Mo-, V-, and Fe-Nitrogenases Use a Universal Eight-Electron Reductive-Elimination Mechanism To Achieve N2 Reduction

Three genetically distinct, but structurally similar, isozymes of nitrogenase catalyze biological N-2 reduction to 2NH(3): Mo-, V-, and Fe-nitrogenase, named respectively for the metal (M) in their active site metallocofactors (metal-ion composition, MFe7). Studies of the Mo-enzyme have revealed key aspects of its mechanism for N-2 binding and reduction. Central to this mechanism is accumulation of four electrons and protons on its active site metallocofactor, called FeMo-co, as metal bound hydrides to generate the key E-4(4H) (Janus) state. N-2 binding/reduction in this state is coupled to reductive elimination (re) of the two hydrides as H-2, the forward direction of a reductive-elimination/oxidative-addition (re/oa) equilibrium.

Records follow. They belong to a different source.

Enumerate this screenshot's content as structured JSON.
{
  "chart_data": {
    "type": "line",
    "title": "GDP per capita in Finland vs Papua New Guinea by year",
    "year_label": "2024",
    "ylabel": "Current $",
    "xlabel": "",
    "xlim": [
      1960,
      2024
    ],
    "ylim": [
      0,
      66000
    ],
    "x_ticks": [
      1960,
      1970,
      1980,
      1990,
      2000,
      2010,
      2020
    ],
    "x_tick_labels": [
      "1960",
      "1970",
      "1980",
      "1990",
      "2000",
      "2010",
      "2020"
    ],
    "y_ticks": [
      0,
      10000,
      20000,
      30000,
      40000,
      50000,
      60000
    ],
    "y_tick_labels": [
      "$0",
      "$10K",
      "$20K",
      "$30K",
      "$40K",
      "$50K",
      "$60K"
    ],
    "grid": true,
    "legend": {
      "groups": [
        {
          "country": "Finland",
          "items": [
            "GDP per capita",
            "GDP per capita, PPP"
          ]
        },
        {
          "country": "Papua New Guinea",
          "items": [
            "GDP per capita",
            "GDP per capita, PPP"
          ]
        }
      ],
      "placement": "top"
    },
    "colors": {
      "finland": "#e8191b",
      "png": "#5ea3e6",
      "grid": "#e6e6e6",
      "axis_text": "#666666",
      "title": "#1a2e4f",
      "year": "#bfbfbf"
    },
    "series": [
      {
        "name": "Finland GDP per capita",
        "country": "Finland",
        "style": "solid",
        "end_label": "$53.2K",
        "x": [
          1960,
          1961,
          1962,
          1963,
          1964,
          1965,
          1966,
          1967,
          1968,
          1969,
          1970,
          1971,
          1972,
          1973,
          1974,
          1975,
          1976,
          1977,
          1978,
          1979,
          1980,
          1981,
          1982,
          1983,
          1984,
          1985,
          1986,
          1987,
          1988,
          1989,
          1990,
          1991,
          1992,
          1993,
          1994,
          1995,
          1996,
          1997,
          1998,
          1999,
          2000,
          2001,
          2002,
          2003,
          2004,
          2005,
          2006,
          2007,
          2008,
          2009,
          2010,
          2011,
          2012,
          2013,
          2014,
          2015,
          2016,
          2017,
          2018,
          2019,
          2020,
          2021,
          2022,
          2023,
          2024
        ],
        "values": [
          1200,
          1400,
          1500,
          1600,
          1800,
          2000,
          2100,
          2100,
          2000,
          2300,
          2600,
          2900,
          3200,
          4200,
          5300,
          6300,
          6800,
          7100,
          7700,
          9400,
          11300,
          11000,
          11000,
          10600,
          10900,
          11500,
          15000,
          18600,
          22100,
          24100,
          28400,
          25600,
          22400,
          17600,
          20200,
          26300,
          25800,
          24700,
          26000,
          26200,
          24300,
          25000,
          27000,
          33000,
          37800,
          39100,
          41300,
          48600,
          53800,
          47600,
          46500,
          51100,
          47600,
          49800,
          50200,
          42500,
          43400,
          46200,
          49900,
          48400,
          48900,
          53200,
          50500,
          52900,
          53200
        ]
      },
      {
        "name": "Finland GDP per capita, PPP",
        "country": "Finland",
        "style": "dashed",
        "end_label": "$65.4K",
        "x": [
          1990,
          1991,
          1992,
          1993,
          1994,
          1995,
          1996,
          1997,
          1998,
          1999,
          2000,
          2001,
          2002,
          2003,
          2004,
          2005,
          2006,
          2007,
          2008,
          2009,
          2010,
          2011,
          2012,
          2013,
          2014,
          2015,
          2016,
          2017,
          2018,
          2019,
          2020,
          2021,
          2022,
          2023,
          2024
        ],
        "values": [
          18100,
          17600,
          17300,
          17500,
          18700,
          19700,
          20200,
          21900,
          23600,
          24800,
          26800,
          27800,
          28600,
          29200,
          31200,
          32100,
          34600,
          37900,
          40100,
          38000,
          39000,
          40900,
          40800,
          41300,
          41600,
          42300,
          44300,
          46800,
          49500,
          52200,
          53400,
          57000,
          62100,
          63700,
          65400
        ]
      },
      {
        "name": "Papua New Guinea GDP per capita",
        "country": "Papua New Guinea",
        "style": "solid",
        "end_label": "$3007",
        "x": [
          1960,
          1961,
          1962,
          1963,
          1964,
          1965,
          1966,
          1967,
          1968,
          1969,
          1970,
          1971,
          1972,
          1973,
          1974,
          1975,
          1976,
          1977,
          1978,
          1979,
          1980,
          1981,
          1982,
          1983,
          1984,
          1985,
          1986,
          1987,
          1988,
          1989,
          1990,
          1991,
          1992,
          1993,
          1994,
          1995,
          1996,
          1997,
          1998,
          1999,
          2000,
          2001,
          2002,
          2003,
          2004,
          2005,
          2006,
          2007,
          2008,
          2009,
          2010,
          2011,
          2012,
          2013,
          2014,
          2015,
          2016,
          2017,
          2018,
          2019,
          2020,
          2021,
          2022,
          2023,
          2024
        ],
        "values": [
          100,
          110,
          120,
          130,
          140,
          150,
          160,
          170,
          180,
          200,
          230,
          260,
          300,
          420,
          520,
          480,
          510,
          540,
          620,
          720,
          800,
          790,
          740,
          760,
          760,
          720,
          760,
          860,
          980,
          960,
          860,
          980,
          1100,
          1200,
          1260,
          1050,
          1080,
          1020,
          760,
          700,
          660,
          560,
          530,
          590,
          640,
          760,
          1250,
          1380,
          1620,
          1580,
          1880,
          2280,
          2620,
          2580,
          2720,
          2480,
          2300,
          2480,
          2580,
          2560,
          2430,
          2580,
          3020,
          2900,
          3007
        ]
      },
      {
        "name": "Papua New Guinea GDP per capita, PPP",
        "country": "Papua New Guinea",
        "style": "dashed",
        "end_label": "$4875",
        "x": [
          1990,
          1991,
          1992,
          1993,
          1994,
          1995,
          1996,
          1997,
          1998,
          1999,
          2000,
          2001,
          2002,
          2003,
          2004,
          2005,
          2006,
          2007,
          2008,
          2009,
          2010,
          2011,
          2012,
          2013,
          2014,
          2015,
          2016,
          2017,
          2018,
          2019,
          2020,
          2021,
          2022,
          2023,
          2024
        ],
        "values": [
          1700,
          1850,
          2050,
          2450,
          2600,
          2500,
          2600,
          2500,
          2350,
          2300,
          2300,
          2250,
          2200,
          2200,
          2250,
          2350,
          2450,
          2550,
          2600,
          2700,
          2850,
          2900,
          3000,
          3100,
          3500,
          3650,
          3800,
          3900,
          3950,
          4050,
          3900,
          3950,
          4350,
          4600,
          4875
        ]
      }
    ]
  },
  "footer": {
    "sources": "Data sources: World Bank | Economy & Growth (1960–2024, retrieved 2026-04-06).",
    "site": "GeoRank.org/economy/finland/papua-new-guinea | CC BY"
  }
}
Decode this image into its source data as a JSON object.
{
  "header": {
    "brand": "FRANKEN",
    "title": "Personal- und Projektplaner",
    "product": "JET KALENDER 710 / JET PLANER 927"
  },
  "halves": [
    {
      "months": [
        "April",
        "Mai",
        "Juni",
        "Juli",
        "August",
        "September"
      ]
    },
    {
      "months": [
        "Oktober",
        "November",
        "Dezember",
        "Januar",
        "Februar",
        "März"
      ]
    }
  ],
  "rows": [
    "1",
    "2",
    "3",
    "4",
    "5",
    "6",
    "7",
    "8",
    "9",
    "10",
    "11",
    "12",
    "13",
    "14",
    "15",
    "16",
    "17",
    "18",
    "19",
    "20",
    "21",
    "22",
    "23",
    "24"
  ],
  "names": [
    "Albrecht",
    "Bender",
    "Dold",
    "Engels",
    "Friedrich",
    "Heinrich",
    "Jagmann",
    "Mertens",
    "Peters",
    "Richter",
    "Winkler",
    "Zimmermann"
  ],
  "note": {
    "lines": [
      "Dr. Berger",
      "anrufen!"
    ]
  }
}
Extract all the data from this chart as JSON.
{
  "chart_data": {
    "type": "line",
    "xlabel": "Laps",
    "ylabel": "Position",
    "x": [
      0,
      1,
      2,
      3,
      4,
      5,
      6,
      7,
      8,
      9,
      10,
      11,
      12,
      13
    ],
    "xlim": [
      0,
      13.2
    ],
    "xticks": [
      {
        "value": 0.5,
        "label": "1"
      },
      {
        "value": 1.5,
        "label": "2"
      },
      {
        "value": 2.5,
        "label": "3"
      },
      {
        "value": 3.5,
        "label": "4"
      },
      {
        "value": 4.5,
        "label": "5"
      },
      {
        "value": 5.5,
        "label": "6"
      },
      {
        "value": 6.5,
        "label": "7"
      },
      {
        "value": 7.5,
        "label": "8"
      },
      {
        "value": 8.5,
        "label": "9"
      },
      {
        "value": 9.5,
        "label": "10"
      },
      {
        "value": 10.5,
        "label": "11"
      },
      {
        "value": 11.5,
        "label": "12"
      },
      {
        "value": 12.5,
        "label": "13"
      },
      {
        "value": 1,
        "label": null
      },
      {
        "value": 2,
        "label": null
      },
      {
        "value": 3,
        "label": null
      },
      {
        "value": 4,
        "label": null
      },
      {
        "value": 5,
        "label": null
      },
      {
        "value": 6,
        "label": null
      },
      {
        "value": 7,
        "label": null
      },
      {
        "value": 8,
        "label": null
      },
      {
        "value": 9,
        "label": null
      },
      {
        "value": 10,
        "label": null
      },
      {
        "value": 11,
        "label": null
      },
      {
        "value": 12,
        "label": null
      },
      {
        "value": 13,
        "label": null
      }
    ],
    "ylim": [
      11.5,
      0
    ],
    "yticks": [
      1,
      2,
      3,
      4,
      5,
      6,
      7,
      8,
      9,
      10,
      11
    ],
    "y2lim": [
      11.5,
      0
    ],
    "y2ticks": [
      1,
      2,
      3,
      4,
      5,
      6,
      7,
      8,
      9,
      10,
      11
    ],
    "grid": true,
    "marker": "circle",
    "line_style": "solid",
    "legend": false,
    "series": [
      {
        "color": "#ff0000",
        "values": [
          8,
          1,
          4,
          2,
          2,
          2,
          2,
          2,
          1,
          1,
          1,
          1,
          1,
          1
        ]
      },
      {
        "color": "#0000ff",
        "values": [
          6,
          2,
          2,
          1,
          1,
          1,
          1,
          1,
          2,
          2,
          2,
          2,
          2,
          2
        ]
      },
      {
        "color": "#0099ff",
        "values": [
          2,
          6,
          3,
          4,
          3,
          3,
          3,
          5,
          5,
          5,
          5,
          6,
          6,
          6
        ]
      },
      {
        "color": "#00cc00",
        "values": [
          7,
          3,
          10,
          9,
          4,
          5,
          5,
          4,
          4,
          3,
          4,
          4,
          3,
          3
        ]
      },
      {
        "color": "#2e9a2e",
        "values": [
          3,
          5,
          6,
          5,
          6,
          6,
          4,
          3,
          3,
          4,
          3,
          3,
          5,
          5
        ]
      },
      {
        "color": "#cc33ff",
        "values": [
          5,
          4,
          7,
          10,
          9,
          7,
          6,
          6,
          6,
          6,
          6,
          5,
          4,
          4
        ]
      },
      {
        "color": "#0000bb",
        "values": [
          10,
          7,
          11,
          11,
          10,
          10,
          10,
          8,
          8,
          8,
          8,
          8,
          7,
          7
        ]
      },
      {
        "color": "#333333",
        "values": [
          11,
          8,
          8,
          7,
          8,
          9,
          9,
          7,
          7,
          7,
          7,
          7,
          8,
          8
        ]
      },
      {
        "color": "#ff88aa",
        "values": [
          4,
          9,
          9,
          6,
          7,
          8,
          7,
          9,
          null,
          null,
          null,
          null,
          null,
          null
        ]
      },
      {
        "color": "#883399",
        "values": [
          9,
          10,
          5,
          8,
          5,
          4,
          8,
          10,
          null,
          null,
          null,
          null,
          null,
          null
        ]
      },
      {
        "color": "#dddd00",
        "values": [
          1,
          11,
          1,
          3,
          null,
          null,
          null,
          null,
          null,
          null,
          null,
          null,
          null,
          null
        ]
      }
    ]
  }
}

A recent study demonstrated that Fe-nitrogenase follows the same re/oa mechanism, as particularly evidenced by HD formation during turnover under N-2/D-2. Kinetic analysis revealed that Mo- and Fe-nitrogenases show similar rate constants for hydrogenase-like H-2 formation by hydride protonolysis (k(HP)) but significant differences in the rate constant for H-2 re with N-2 binding/reduction (k(re)). We now report that V-nitrogenase also exhibits HD formation during N-2/D-2 turnover (and H-2 inhibition of N-2 reduction), thereby establishing the re/oa equilibrium as a universal mechanism for N-2 binding and activation among the three nitrogenases. Kinetic analysis further reveals that differences in catalytic efficiencies do not stem from significant differences in the rate constant (k(HP)) for H-2 production by the hydrogenase-like side reaction but directly arise from the differences in the rate constant (k(re)) for the re of H-2 coupled to N-2 binding/reduction, which decreases in the order Mo > V > Fe.